Acontece que “aquele” casal de reformados que veio para Portugal com o incentivo do tal “bónus” fiscal, consome diariamente produtos e serviços no nosso país, paga impostos sobre todos eles, contribui para o crescimento da nossa Economia, veio incrementar o número de cidadãos contribuintes em Portugal e, no final, é um facto, tem um bónus fiscal. Alguns dados conhecidos apontam mais de 2.000 milhões de euros de receitas de IVA, IUC, IMI, IMT e outros, sem considerar os valores liquidados em IRS, cobrados aos residentes não habituais.
Na crise habitacional o seu impacto é irrelevante (foram cerca de 54.000 em 15 anos), na crise económica o seu impacto terá grande relevância, na captação de votos, aí, o sucesso será garantido.
Serão desastrosas as consequências para as estruturas que contam com aqueles que vieram trabalhar para Portugal atraídos por uma taxa de IRS de 20%, como desastrosa tem sido a saída de jovens licenciados de Portugal, 194.000 jovens licenciados entre 2010 e 2020 - há estimativa de que tenham custado ao Estado Português 18.6 mil milhões de euros -, e que hoje se encontram a contribuir para o desenvolvimento económico de outros países.
Podemos orgulhosamente pensar que não queremos ou que não precisamos, ou mais ardilosamente entender, que objetivos misteriosos já foram cumpridos, pelo que chegou a hora para o fim do programa cuja consequência mais relevante tem sido essencialmente incrementar os recursos financeiros de Portugal.
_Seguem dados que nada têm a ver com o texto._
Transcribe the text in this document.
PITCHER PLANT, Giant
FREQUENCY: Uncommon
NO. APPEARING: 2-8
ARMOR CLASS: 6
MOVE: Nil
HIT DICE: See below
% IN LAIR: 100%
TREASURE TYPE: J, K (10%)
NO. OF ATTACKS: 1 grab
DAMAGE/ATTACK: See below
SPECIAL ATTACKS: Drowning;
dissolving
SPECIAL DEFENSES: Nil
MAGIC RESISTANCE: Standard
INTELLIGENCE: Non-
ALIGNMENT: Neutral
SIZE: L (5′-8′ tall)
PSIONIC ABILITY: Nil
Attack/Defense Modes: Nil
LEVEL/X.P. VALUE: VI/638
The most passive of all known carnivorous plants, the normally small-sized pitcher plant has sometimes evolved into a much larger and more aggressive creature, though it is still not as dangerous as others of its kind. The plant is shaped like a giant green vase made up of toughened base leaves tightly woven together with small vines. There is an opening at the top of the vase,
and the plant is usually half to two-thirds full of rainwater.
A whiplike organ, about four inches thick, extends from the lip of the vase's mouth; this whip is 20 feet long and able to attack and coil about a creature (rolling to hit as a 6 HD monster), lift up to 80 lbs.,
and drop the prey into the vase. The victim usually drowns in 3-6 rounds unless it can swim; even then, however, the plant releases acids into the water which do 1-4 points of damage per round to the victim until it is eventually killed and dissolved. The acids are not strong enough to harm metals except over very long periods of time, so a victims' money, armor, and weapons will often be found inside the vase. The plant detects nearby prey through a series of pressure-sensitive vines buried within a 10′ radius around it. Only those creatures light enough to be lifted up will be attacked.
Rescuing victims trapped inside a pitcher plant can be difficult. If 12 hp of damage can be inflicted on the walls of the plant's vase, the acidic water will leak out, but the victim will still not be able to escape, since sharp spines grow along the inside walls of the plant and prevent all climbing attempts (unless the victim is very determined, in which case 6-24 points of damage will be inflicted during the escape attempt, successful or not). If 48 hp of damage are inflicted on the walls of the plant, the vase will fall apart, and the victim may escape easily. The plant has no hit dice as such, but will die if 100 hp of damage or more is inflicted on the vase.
É claro que Portugal irá perder receita fiscal e competitividade perante 28 projetos de atração de talentos de alto valor existentes nos 27 membros da União Europeia, e também é claro que este fim anunciado terá capacidade para captar muitos votos.
Seguramente, como nunca, temos de nos concentrar no valor do nosso voto e o que com ele fazer.